Pour bien comprendre l’importance de ce numéro, il est nécessaire de sortir du seul prisme Occupation nazie / Libération. Certes, les Alliés sont bien les vainqueurs à l’Ouest en cette fin d’été 1944. Les chances de renverser la situation pour le III. Reich sont réduites à presque néant. En 1944 s’achève le cycle caractérisé par la volonté de domination « germanique » sur l’Europe qui germe au sortir des guerres napoléoniennes, éclate en 1870, se fourvoie en 1914/1918 et s’effondre à partir de 1942 après avoir touché son ultime apogée en 1941. En 1944, ce n’est plus tellement le risque allemand qui domine : sur les ruines du III. Reich progresse désormais le péril soviétique. Seul CHURCHILL appréhende correctement le danger, mais il n’a pas les moyens et la constance pour imposer ses vues : son pays est économiquement exsangue et ses armées à bout de souffle. Pire, Londres est de nouveau sous la menace des bombes allemandes, même si les V1 sont d’une fiabilité et d’une efficacité relatives. ROOSEVELT a déjà les yeux braqués sur les prochaines élections américaines, DE GAULLE ne pense qu’à asseoir sa légitimité en France et n’hésite pas à s’appuyer sur l’URSS et les communistes pour finir de s’imposer. Pourtant, les Alliés ne peuvent ignorer les agissements de l’URSS en 1939 (participation active au dépeçage de la Pologne – voir l’excellent First To Fight de Roger MOORHOUSE), la prise de contrôle des pays baltes, la guerre d’Hiver en Finlande et les volontés hégémoniques de STALINE. Le manque de discernement est similaire à celui qui préside à la conférence de Munich en 1938.

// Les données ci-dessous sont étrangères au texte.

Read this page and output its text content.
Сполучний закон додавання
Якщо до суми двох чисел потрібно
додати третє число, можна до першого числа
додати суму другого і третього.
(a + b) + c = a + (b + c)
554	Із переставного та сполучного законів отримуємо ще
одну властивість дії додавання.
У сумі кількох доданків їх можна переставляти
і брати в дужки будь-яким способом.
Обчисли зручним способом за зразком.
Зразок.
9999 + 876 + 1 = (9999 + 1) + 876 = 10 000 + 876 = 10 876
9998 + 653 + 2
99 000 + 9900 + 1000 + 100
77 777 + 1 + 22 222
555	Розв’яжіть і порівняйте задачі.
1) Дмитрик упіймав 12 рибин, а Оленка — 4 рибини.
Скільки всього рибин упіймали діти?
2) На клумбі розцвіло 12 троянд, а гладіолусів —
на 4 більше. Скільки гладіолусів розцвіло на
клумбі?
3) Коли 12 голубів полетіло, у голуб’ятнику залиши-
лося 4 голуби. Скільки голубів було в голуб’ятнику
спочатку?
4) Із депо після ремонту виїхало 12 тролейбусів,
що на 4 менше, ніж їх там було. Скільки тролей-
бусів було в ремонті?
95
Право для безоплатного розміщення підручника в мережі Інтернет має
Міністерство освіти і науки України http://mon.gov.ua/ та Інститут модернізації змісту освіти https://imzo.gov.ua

Cette myopie géopolitique et les intérêts divergents des différents protagonistes font que les choix faits en août et septembre 1944 ne sont pas les bons. Alors que les Alliés débattent sur la meilleure façon d’achever l’Allemagne en s’emparant du bassin industriel de la Ruhr, au regard du péril soviétique, il aurait mieux valu se concentrer sur la destruction du maximum de troupes allemandes à l’Ouest pour se porter au plus vite vers l’Est. Ultra motorisés, les Alliés sont également totalement dépendants de l’essence pour avancer. Étonnamment, l’enjeu allié n’est pas la concentration des forces pour battre l’ennemi mais la bonne concentration et utilisation des stocks d’essence qui sont alors limités.

La Ruhr qui devait tomber en septembre 1944 est capturée seulement en avril 1945 et ce sont les Soviétiques qui sont à Berlin fin avril 1945 en ayant fait main basse sur toute l’Europe Orientale : cruel résultat. Côté diplomatique, le retard pris en Normandie et les occasions manquées d’août et septembre 1944 se font sentir sur les conférences de Québec et de Moscou (un vaste sujet qui reste encore à explorer). Soixante-quinze ans plus tard, les conséquences de ces deux mois dans la physionomie de l’Europe sont toujours présentes.

Ecrit d’une plume alerte, très didactique, plaisant à regarder, ce numéro est à mettre entre toutes les mains, novice ou vieux grognard, amateur d’histoire militaire ou politique, passionné de la Seconde Guerre mondiale, de la Guerre Froide ou du XXème siècle.